I was interested in the sciences even in high school. A prominent family physician in Sac City, which is where I was growing up, sort of nudged me towards thinking about medicine.
So you do medical school, get your MD degree, and then you go to an internal medicine residency. I was in La Crosse, Wisconsin, where my beautiful wife was also working in the laboratory. I soon learned that if I ordered a bone marrow on a patient, she would come up to the floor, and then I would go down and look at the bone marrows with her. So it's sort of a Valentine, romantic career choice on my part.
Oncology is a very dynamic field. I am doing things in my 34th year of practice here that I was not doing five years ago. It changes that dramatically.
I think one of the great assets of the McFarland Clinic are not just the staff, not just the providers that are here, but the patients we take care of.
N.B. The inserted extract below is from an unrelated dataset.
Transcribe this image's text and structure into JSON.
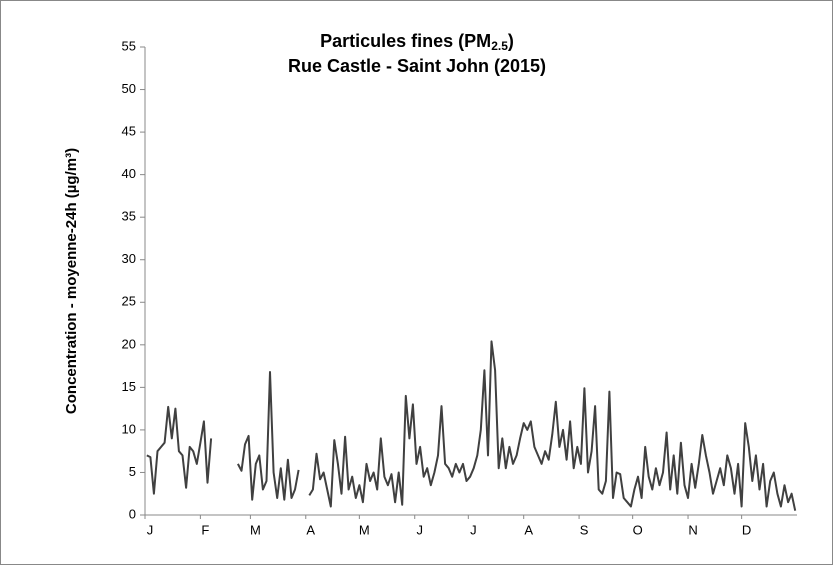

The one story that I carry with me, I carry because of one of the patients. What he told me, I tell to almost every patient and their family that I visit with, and that is: You will be told that you have cancer. And you hear the words, and intellectually you understand at least a little bit of what that means, but you won't believe it for at least a week.
He said, "I used to wake up every morning, roll over, and say to my wife, 'I had the strangest dream. I dreamt that someone told that me I had cancer.'" And he said, "Let people know that that's going to happen." And that's been so reassuring for so many of the people that I deal with.
I'm still proud to call all of the people that I work with partners and see in their work and their attitude a real dedication to patient care. And that was true 34 years ago when I came, and it's just as true now.
The nice thing is that the new faces are people with the same commitment. No one's in this by themself. We talk to each other about patients all of the time. We share in the care of each other's patients. It just makes for a much better care that our patients get because, whether they know it or not, they're oftentimes getting a second or a third opinion as to what's going on.